Como obviamente não dispomos de séries históricas ou dados sobre o futuro, os estudos do futuro utilizam dados do passado e do presente, além de opiniões de especialistas para tentar imaginar aquilo que pode acontecer, e seus respectivos desdobramentos.
Os “estudos do futuro” recebem muitos nomes e abordagens. Forecasting e foresight, assim como suas variações, são os mais empregados e direcionam-se a estudar prospectivamente os mais variados campos do conhecimento.
“Uma pergunta que sempre paira sobre a prospecção é se mais e melhores dados obtidos no presente seriam capazes de aumentar a acurácia de “previsões”. Prever o futuro seria um problema de disponibilidade de dados e capacidade computacional, ou nem com isso seria possível aumentar a acurácia da prospecção?”, explica o professor do Departamento de Política Científica e Tecnológica da Universidade Estadual de Campinas (DPCT/Unicamp), Sergio Salles-Filho.
Com a emergência de grandes bases de dados (big data) e da capacidade computacional e o aprendizado de máquina (machine learning), os estudos prospectivos conseguirão superar a incerteza inerente ao futuro? Se sim, em que medida? Se não, por que não?
No dia 25 de maio, os pesquisadores Vinicius Muraro, da Universidade de Lund, na Suécia, e Sergio Salles-Filho, publicaram, na revista científica Foresight, um artigo que analisa os usos de big data e machine learning nesta área do conhecimento. Ambos pesquisadores integram o Laboratório de Estudos sobre a Organização da Pesquisa e da Inovação (Lab-GEOPI), da Unicamp.
Para fazer as análises, foram utilizadas duas técnicas: a bibliometria, ferramenta estatística que permite mapear e gerar diferentes indicadores sobre a gestão da informação e do conhecimento a partir de publicações científicas, com coleta de artigos publicados desde o ano de 2021, na base Scopus; e um survey, que coletou respostas de 479 especialistas em estudos sobre foresight.
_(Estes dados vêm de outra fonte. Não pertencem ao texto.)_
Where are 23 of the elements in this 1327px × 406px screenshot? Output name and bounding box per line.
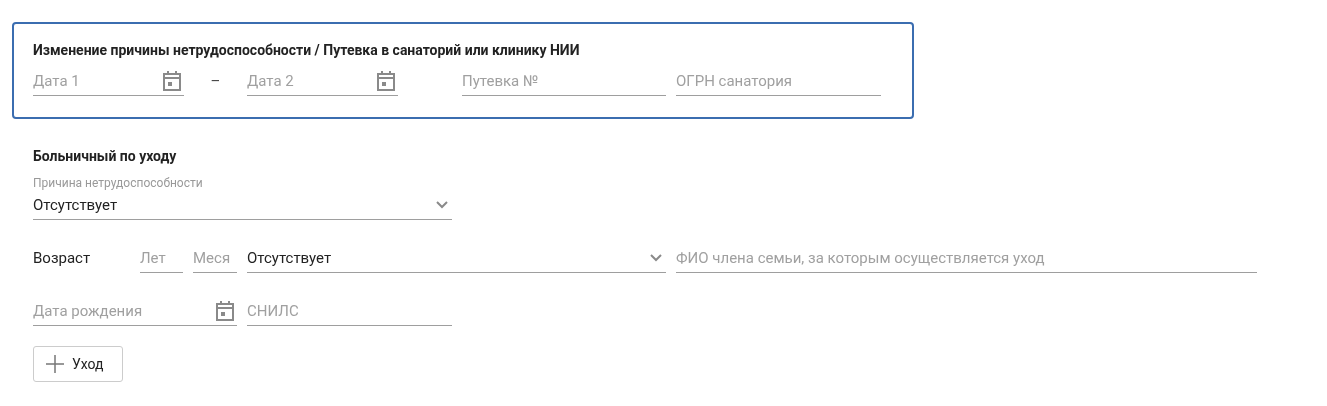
birth-date-field[interactable]: Дата рождения [33,296,237,326]
voucher-field[interactable]: Путевка № [462,66,666,96]
calendar-icon[interactable] [216,301,234,321]
field-label: Причина нетрудоспособности [33,176,204,190]
months-field[interactable]: Меся [193,243,237,273]
calendar-icon[interactable] [377,71,395,91]
snils-field[interactable]: СНИЛС [247,296,452,326]
plus-icon [46,355,64,373]
years-field[interactable]: Лет [140,243,183,273]
relation-select[interactable]: Отсутствует [247,243,666,273]
reason-select[interactable]: Отсутствует [33,190,452,220]
chevron-down-icon[interactable] [650,253,662,262]
date-field[interactable]: Дата 1 [33,66,184,96]
chevron-down-icon[interactable] [436,200,448,209]
ogrn-field[interactable]: ОГРН санатория [676,66,881,96]
date-field[interactable]: Дата 2 [247,66,398,96]
calendar-icon[interactable] [163,71,181,91]
age-label: Возраст [33,248,92,269]
card-title: Изменение причины нетрудоспособности / Путевка в санаторий или клинику НИИ [33,42,581,58]
section-title: Больничный по уходу [33,148,178,164]
range-dash: – [209,71,222,92]
family-member-field[interactable]: ФИО члена семьи, за которым осуществляется уход [676,243,1257,273]
add-care-button[interactable]: Уход [33,346,123,382]
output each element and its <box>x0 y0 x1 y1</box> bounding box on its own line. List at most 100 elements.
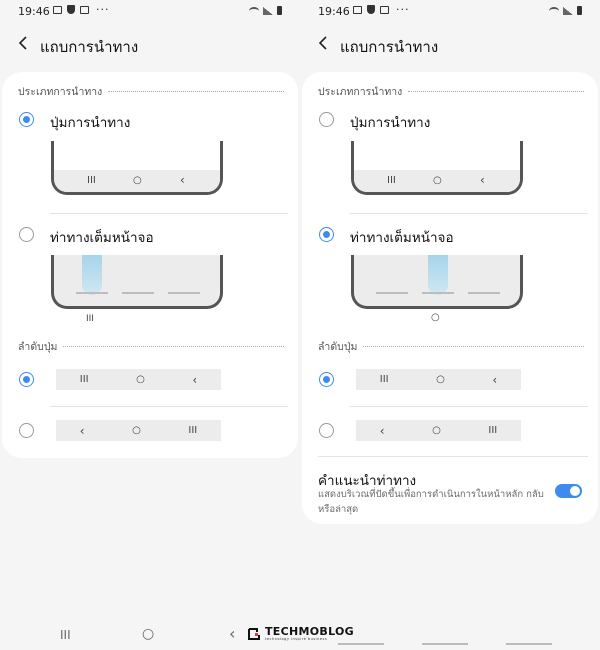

A partir dos resultados, os pesquisadores puderam compreender melhor como essas ferramentas têm sido incorporadas nos estudos de políticas, e fornecer uma análise sobre as lacunas e pontos aos quais outros pesquisadores devem estar atentos ao incorporar big data e machine learning em seus estudos.
Dentre os impactos que os pesquisadores observam a partir da adoção de big data e machine learning, estão a necessidade de criar novas competências profissionais e mecanismos institucionais de controle, que promovam uma interação dinâmica entre os resultados obtidos a partir dos dados e o conhecimento humano. Eles destacam, no entanto, que o uso responsável das novas tecnologias será capaz de aumentar significativamente a capacidade de análise no campo dos estudos sobre o futuro, o que pode beneficiar a tomada de decisões estratégicas e visualizar novos cenários, ainda mais bem embasados, sobre futuros desejáveis para as sociedades.
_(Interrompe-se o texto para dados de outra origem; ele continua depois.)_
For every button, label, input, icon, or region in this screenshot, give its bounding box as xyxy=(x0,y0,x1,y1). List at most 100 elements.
Quanto a tornar a prospecção um exercício mais preciso, os autores apontam que a única forma de contornar a incerteza, mesmo contando com quantidades muito grandes de dados e alta capacidade de processamento desses dados, a incerteza só será contornada ou reduzida para eventos de curto prazo e pouco suscetíveis a eventos imprevistos. Nesses casos, assuntos do futuro que tenham maior amplitude, menor resolução no presente e maior possibilidade de gerar impactos continuariam sendo naturalmente incertos, e os recursos de big data e machine learning pouco contribuíram para resolvê-los.